Massachusetts is set to create TRUST FUNDS for state’s poorest newborns that’ll see the ‘baby bonds’ invested, then given to youngsters when they turn 18 in hopes of helping them escape poverty trap
Massachusetts is considering the idea of launching trust funds for the state's poorest newborns, which they could access when they turn 18.
The “baby bonds” are designed to reduce income inequality in the state and can be used for things like paying for college, buying a home or starting a business.
Connecticut was the first state to launch the groundbreaking policy in 2021, and California later adopted a similar program. Several other states, including Vermont, New York and New Jersey, have also considered proposals.
The Massachusetts bill, introduced by Democrat Sen. Paul Feeley, says the amount given to each eligible newborn will depend on family income, and does not specify a maximum amount.
However, a national version of the bill, which has been stalled in Congress since February, proposes giving each child a $1,000 seed deposit at birth, followed by annual deposits of up to $2,000, depending on the parents' income.
Children from the lowest income families could accumulate $46,215 by their 18th birthday, under the proposed American Opportunity Accounts Act, and eligible families in the highest income bracket could earn about $1,681.

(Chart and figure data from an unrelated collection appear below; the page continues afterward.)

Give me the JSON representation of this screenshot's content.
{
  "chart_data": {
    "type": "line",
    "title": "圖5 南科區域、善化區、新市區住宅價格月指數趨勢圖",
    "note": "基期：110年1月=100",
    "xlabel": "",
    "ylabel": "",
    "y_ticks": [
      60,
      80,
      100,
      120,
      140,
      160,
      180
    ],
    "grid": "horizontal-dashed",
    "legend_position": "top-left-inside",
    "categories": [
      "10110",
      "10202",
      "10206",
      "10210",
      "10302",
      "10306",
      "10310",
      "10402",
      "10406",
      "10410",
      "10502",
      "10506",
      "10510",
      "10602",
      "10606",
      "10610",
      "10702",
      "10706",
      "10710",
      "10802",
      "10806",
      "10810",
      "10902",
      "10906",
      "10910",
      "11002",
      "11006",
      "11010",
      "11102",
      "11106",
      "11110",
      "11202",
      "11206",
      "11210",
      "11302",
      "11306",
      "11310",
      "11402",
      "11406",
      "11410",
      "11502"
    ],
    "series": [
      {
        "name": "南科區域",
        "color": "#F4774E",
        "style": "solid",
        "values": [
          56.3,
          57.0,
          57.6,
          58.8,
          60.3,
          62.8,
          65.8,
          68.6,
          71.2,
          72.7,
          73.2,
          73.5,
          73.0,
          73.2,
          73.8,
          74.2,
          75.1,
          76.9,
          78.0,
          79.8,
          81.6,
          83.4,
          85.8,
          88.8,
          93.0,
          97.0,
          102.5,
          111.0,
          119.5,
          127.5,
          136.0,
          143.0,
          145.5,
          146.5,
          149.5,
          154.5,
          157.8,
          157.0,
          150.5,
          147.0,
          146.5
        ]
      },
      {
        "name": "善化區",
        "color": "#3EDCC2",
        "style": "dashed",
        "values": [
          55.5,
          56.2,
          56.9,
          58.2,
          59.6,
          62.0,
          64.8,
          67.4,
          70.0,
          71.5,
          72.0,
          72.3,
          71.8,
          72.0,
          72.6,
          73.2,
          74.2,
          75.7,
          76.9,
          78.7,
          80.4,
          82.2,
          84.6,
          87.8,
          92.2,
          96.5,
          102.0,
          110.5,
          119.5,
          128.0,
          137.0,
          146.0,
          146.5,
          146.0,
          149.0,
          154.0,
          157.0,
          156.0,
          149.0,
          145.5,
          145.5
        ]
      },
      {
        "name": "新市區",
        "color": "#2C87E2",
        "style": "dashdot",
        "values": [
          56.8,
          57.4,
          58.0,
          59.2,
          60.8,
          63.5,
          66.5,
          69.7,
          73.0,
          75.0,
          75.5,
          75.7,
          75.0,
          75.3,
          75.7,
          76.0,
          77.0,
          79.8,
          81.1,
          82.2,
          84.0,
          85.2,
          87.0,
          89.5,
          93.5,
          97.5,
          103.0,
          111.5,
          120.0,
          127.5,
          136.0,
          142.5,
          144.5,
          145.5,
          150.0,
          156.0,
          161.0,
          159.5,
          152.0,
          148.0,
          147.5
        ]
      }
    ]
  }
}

Massachusetts is considering the idea of launching trust funds for the state's poorest newborns, which they can access when they turn 18 and use to buy their first home
The “baby bonds” are designed to reduce income inequality in the state and can be used for pursuits such as paying for college, buying a home or starting a business
About 32.9 percent of children currently enrolled in Massachusetts' financial aid program are Latino, while 28.1 percent are white and 26.7 percent are black
With an estimated 8,000 babies qualifying each year in Massachusetts, the program could cost about $52 million annually, according to the Boston Globe.
The legislation does not specify who qualifies for the money, but the Baby Bonds Task Force recommends automatic enrollment for infants under one year old participating in the state's Transitional Aid to Families with Dependent Children program.
The Baby Bonds Taskforce, launched in 2022, also recommends including foster babies under the age of one in the care of the Department and Children and Families.
About 32.9 percent of children currently enrolled in the aid program are Latino, while 28.1 percent are white and 26.7 percent are black.
The baby bonds have also been presented as a way to ease racial inequality in the East Coast state, where Black people are disproportionately most likely to be born into low-income families.
According to the Federal Reserve Bank of Boston's 2015 Color of Wealth report, black families in Boston had an average net worth of $8, compared to $247,500 for white families, as reported by the Globe.
Senator Feeley, who introduced the bill in Massachusetts, said the program will make middle-class life and the American dream attainable for people born into poverty.
He said the baby bonds will “build wealth from the bottom up and from the middle” to put poorer people “on a path to real opportunity from day one.”
“By investing early in a child's life, we give individuals an advantage who would otherwise be at a disadvantage, narrowing the racial wealth gap and giving our most vulnerable residents a fighting chance against the middle class and the American Dream. Feeley said.
The Massachusetts bill, introduced by Democrat Sen. Paul Feeley (pictured), says the amount given to each eligible newborn will depend on family income, and does not specify a maximum amount.
Treasurer Deborah B. Goldberg (pictured), whose office would oversee the program, said it would help alleviate “generational poverty” in the state
Recipients of baby bonds can use the money to start a business
Treasurer Deborah B. Goldberg, whose office would oversee the program, said it would help alleviate “generational poverty” in the state.
She told me Boston sphere that officials have not yet identified a funding source for the program — but the proposed bill would allow private donations in addition to state money.
“Hopefully it becomes a priority and gets the funding it needs,” Goldberg said.
The idea has not been prioritized in D.C., so Democratic state lawmakers have tackled the issue at the regional level.
In Connecticut, low-income babies received $3,200 from the state at birth, which will be held in the bonds and earn interest until they are 18 years old.
Last year, California approved a trust fund of up to $8,000 each for children who lost a parent or guardian to COVID-19.